As soon as I read about this I realized how true it is. Then I got a job in a library and realized how much there is to learn that many of my classes won’t even hint at. Some of this is due prioritizing one thing over another academically and the fact that library school does not last forever. However, I do get to learn these skills on the job, which probably translates better to a resume than I read a book about cataloging.

Library experience has become even more important I started realizing how tough it is right now to get a job in a library. Many people I’ve met here have library degrees but were unable to find positions right out of library school despite having great resumes so they took lower paying, less secure, paraprofessional and staff positions instead.
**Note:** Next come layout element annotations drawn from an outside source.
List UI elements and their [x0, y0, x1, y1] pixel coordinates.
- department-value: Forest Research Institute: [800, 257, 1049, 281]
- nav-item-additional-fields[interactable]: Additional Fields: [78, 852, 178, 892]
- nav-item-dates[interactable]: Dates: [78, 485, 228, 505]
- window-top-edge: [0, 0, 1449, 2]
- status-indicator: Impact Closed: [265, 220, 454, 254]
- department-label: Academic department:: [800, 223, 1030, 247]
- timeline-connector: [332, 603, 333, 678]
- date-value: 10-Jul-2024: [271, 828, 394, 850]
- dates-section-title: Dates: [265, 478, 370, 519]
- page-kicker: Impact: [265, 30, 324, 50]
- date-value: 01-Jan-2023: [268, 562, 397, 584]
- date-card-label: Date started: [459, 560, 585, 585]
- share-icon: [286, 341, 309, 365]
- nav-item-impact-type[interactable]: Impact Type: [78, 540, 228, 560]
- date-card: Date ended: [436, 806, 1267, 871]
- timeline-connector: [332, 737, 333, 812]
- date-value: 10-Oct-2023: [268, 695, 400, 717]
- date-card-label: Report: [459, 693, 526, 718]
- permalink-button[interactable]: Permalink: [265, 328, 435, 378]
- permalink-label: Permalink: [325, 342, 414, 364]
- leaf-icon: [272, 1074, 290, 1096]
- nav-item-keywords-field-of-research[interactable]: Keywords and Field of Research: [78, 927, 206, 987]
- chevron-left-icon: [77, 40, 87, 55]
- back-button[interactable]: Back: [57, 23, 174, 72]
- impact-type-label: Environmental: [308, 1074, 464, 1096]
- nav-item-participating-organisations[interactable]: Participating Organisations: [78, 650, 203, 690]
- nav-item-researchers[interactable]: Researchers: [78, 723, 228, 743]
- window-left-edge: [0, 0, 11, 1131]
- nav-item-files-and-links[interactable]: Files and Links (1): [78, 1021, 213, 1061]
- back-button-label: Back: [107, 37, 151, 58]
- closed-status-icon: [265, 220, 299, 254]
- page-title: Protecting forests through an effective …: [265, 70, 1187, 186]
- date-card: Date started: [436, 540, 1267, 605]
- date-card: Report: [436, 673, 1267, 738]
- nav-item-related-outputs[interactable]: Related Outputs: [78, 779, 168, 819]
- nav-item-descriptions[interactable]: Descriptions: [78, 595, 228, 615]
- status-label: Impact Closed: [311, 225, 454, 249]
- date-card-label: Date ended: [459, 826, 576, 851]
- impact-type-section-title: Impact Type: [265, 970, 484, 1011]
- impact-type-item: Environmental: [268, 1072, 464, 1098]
You need library experience and to be a rock star in order to get a job in an academic library these days, and possibly in a public library as well. While the profession is graying, and thank god it is finally starting to lead to retirements, efficiency gains have meant that most of the times hiring is limited to filling positions as opposed to the creation of a new position. For example of how difficult getting a librarian position can be in King County, you have to all ready be in the system in order to apply for a position in the library pool. You have to enter the library at a lower position just that they will look at hiring you if there is a vacancy, there’s no guarantee that you’ll even get a full time or permanent position. That’s in the second busiest library system in the United States. So basically you need to work in a library while in library school, whether you’re able to do that or not you have to be a rock star. Here’s a great blog post that can show you how to rock out even if another job, or other situation prevents you from working in a library. Also worth checking out on this subject is this, blog post, by Heidi, a second year MLIS student at the University of Washington (I wish I was in Seattle right now), which distills many of the points for getting library experience while in school.

Lesson 4: Twitter is your friend.
I actually learned this before library school, but it’s become doubly as important since I started my MLIS program. Twitter is key for several reasons, the biggest one is networking. You get to meet a lot of cool people on twitter and even if you don’t have the opportunity to go to things like ALA twitter will help people find you. When you’re in library school, other librarians and library science students will seek you out. You’ll get great job hunting tips. Advanced postings on job openings, and when you do go to ALA you won’t have to be all awkward introducing yourself to people.